Raphaël Baroni (question commune) : Vous constatez que « la pragmatique comme l’analyse du discours ne constituent pas des domaines unifiés dont les visées et les méthodes feraient l’objet d’un consensus. » Quels sont, selon vous, les principaux défis que l’analyse du discours doit relever aujourd’hui ? Pensez-vous qu’il soit nécessaire de voir émerger un consensus ou privilégiez-vous la voie d’un dialogue à partir d’ancrages disciplinaires dont les visées et les méthodes qui continueront de diverger partiellement ?

Ruth Amossy & Dominique Maingueneau : Le principal défi que les problématiques d’analyse du discours doivent relever aujourd’hui, c’est avant tout de se faire reconnaître. Nous voulons dire par là que bien souvent elles ne sont acceptées qu’à condition d’apparaître comme des rectifications locales de ce qui existe, non comme une mise en cause de notre abord traditionnel des textes. Assumer « l’ordre du discours », pour reprendre la formule de Foucault, cela engage une transformation profonde de nos habitudes puisqu’il y a à la fois mise en cause de partages institutionnels et de présupposés heuristiques, en particulier des oppositions immémoriales entre texte et pratique, texte et contexte, ou des schémas stratificationnels dans lesquels le textuel « exprime » ou « reflète » une réalité en amont.

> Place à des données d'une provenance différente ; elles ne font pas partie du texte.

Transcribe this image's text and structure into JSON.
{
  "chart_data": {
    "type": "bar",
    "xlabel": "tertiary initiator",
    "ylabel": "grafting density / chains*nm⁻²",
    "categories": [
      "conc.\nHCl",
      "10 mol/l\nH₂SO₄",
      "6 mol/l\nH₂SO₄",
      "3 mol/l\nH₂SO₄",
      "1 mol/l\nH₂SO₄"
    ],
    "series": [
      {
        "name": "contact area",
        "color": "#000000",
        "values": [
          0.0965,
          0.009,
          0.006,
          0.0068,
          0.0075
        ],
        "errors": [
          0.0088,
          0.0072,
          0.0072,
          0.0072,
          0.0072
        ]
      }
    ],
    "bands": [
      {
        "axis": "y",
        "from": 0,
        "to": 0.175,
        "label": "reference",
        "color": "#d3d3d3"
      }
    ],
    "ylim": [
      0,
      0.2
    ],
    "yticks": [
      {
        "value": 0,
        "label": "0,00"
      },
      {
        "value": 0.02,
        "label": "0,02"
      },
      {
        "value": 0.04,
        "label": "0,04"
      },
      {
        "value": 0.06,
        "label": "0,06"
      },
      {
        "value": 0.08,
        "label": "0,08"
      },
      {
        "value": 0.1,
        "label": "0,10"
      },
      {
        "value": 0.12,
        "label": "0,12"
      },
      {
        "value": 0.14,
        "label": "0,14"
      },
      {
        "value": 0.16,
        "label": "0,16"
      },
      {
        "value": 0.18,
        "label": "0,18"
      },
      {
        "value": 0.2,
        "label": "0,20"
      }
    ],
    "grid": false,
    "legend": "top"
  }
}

Quant à voir émerger un consensus, nous ne sommes pas sûrs que cela ait grand sens de le souhaiter. Etant donné que le discours est au point de croisement de l’ensemble des champs qui traitent de la culture (de la sociologie aux humanités) et qu’il s’inscrit par ailleurs dans l’orbite des sciences du langage, on voit mal comment un consensus pourrait émerger, même à l’intérieur d’un seul pays, voire d’un continent. La seule chose qu’on peut souhaiter de manière réaliste est que le dialogue soit ouvert entre les diverses tendances d’analyse du discours et que les chercheurs explicitent leurs présupposés.